(CBS) – Former Chicago Police Supt. Garry McCarthy is offering additional criticism about the federal report released last week that slams the Chicago Police Department for pervasive civil-rights violations.
Where to begin?
"It speaks in broad-brush terms. It really lacks specificity," McCarthy tells CBS 2's Mai Martinez.
The career law-enforcement official says he's disappointed he wasn't interviewed by the U.S. Department of Justice for their report. U.S. Attorney Loretta Lynch said McCarthy was "not available" to talk with the feds as they were conducting their investigation in CPD.
"Absolutely, patently false," McCarthy says.
McCarthy also says the federal report did not analyze crime data. He says that's important because under his watch the murder rate dipped to what he says were 1965 levels.
"They only made fleeting references to crime data, and I think that's on purpose because of the explosion of crime in the city since they came here," he says.
If crime did decrease under McCarthy, was it at the expense of the civil rights of minorities, as the feds say?

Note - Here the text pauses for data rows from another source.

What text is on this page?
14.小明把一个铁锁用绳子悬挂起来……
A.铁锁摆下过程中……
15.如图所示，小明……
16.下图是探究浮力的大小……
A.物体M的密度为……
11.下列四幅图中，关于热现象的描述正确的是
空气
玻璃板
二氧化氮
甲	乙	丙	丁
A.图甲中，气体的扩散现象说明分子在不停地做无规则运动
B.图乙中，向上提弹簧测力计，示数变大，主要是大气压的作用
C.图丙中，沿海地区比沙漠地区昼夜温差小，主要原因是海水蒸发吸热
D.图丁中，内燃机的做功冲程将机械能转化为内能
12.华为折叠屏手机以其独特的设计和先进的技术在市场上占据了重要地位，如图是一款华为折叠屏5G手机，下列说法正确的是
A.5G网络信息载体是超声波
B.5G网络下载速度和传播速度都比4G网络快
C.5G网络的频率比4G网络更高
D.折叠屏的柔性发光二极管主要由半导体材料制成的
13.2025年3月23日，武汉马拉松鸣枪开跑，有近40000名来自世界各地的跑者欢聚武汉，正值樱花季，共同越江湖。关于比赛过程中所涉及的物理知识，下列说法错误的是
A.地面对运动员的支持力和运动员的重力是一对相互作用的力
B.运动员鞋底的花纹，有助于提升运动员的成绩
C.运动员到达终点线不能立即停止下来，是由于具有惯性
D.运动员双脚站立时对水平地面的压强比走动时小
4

McCarthy says the data he saw as superintendent doesn't back up the DOJ's claims that minorities were disproportionately targeted by Chicago police.

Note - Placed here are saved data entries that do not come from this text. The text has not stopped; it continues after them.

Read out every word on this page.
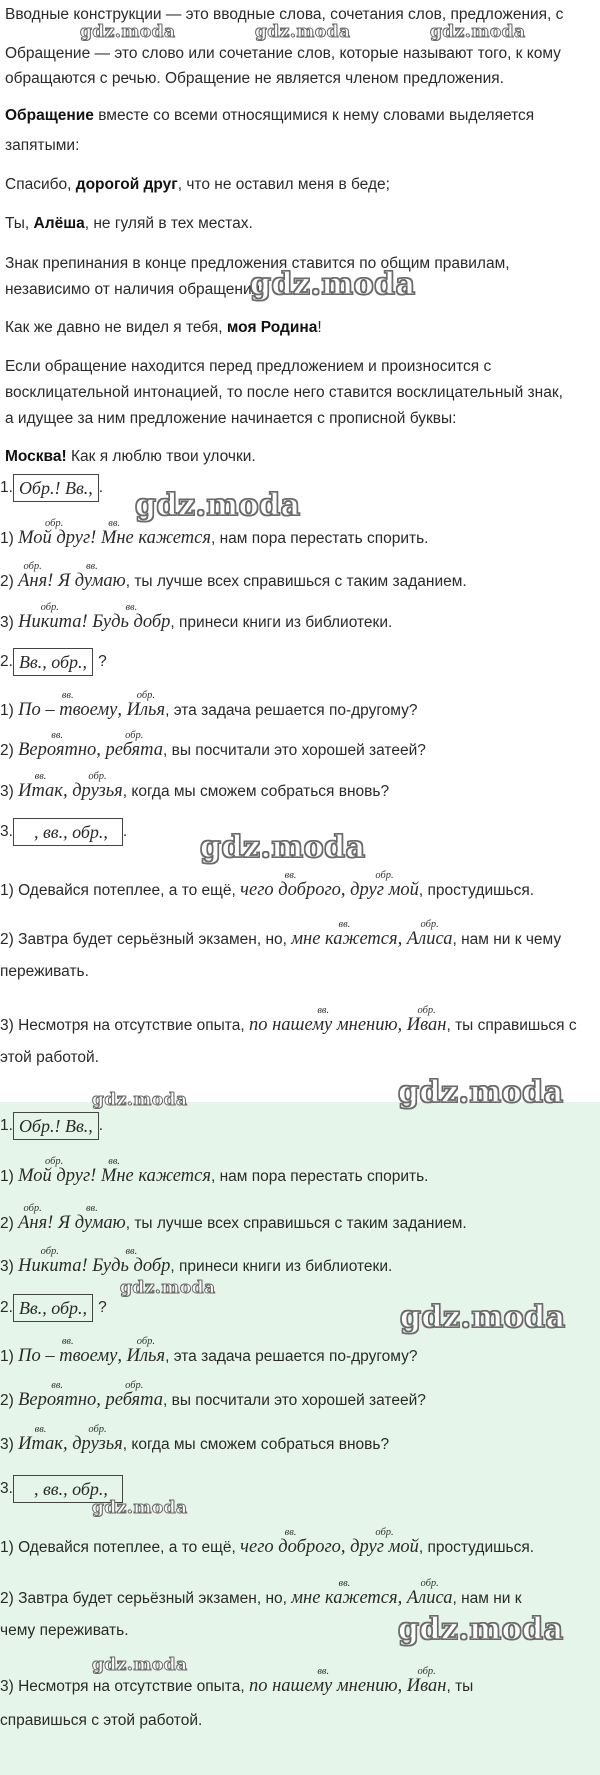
Вводные конструкции — это вводные слова, сочетания слов, предложения, с
Обращение — это слово или сочетание слов, которые называют того, к кому
обращаются с речью. Обращение не является членом предложения.
Обращение вместе со всеми относящимися к нему словами выделяется
запятыми:
Спасибо, дорогой друг, что не оставил меня в беде;
Ты, Алёша, не гуляй в тех местах.
Знак препинания в конце предложения ставится по общим правилам,
независимо от наличия обращения:
Как же давно не видел я тебя, моя Родина!
Если обращение находится перед предложением и произносится с
восклицательной интонацией, то после него ставится восклицательный знак,
а идущее за ним предложение начинается с прописной буквы:
Москва! Как я люблю твои улочки.
1. Обр.! Вв., .
1)
обр.
Мой друг!
вв.
Мне кажется, нам пора перестать спорить.
2)
обр.
Аня!
вв.
Я думаю, ты лучше всех справишься с таким заданием.
3)
обр.
Никита!
вв.
Будь добр, принеси книги из библиотеки.
2. Вв., обр., ?
1)
вв.
По – твоему,
обр.
Илья, эта задача решается по-другому?
2)
вв.
Вероятно,
обр.
ребята, вы посчитали это хорошей затеей?
3)
вв.
Итак,
обр.
друзья, когда мы сможем собраться вновь?
3. , вв., обр., .
1) Одевайся потеплее, а то ещё,
вв.
чего доброго,
обр.
друг мой, простудишься.
2) Завтра будет серьёзный экзамен, но,
вв.
мне кажется,
обр.
Алиса, нам ни к чему
переживать.
3) Несмотря на отсутствие опыта,
вв.
по нашему мнению,
обр.
Иван, ты справишься с
этой работой.
1. Обр.! Вв., .
1)
обр.
Мой друг!
вв.
Мне кажется, нам пора перестать спорить.
2)
обр.
Аня!
вв.
Я думаю, ты лучше всех справишься с таким заданием.
3)
обр.
Никита!
вв.
Будь добр, принеси книги из библиотеки.
2. Вв., обр., ?
1)
вв.
По – твоему,
обр.
Илья, эта задача решается по-другому?
2)
вв.
Вероятно,
обр.
ребята, вы посчитали это хорошей затеей?
3)
вв.
Итак,
обр.
друзья, когда мы сможем собраться вновь?
3. , вв., обр.,
1) Одевайся потеплее, а то ещё,
вв.
чего доброго,
обр.
друг мой, простудишься.
2) Завтра будет серьёзный экзамен, но,
вв.
мне кажется,
обр.
Алиса, нам ни к
чему переживать.
3) Несмотря на отсутствие опыта,
вв.
по нашему мнению,
обр.
Иван, ты
справишься с этой работой.
gdz.moda	gdz.moda	gdz.moda
gdz.moda
gdz.moda
gdz.moda
gdz.moda
gdz.moda
gdz.moda
gdz.moda
gdz.moda
gdz.moda
gdz.moda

"It shows very clearly that our stops comport almost exactly with where, when and who civilian victims of crime were reporting," he says.
McCarthy adds: "Just to put it in perspective, us stopping 32 percent white folks in Englewood, which is 97 percent African-American and our most violent community, is not going to reduce crime there."

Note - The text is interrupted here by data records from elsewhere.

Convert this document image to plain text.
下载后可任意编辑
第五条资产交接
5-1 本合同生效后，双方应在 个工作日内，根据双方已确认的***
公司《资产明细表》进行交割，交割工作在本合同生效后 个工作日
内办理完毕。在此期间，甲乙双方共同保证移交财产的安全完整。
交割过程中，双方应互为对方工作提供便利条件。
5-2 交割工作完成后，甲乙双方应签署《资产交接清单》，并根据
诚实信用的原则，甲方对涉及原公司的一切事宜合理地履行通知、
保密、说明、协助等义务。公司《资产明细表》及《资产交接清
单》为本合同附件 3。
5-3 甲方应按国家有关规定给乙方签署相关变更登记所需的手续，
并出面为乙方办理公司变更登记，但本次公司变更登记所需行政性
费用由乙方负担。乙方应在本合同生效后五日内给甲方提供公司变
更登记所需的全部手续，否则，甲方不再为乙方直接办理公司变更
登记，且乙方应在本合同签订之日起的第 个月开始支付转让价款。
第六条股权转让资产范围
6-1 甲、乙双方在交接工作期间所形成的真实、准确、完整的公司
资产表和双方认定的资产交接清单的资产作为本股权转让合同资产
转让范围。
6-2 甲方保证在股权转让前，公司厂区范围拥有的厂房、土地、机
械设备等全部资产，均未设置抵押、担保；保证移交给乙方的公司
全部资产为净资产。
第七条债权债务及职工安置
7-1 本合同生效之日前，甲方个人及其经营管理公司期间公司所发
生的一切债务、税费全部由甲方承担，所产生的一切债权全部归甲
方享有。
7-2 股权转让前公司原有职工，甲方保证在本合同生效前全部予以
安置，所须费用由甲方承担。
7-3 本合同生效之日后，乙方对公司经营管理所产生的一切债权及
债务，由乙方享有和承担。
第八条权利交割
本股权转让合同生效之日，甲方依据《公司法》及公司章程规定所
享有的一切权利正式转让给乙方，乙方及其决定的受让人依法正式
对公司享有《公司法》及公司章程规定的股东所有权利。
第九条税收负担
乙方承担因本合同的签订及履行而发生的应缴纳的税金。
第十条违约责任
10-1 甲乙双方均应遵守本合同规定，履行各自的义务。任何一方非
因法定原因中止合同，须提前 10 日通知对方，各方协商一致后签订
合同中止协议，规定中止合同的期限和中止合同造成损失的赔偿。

As for suggestions of police cover-ups in high-profile cases like the Laquan McDonald shooting, which spurred the DOJ investigation, McCarthy pointed toward the city's corporation counsel.
"It was the corporation counsel of the city of Chicago who a made a deal with the attorneys for the family of Laquan McDonald. Gave them $5 million without filing a lawsuit as long as they don't release the video," he says.
Did the report get anything right? Yes, McCarthy says. You can never go wrong recommending better training and supervision or policy review, he says.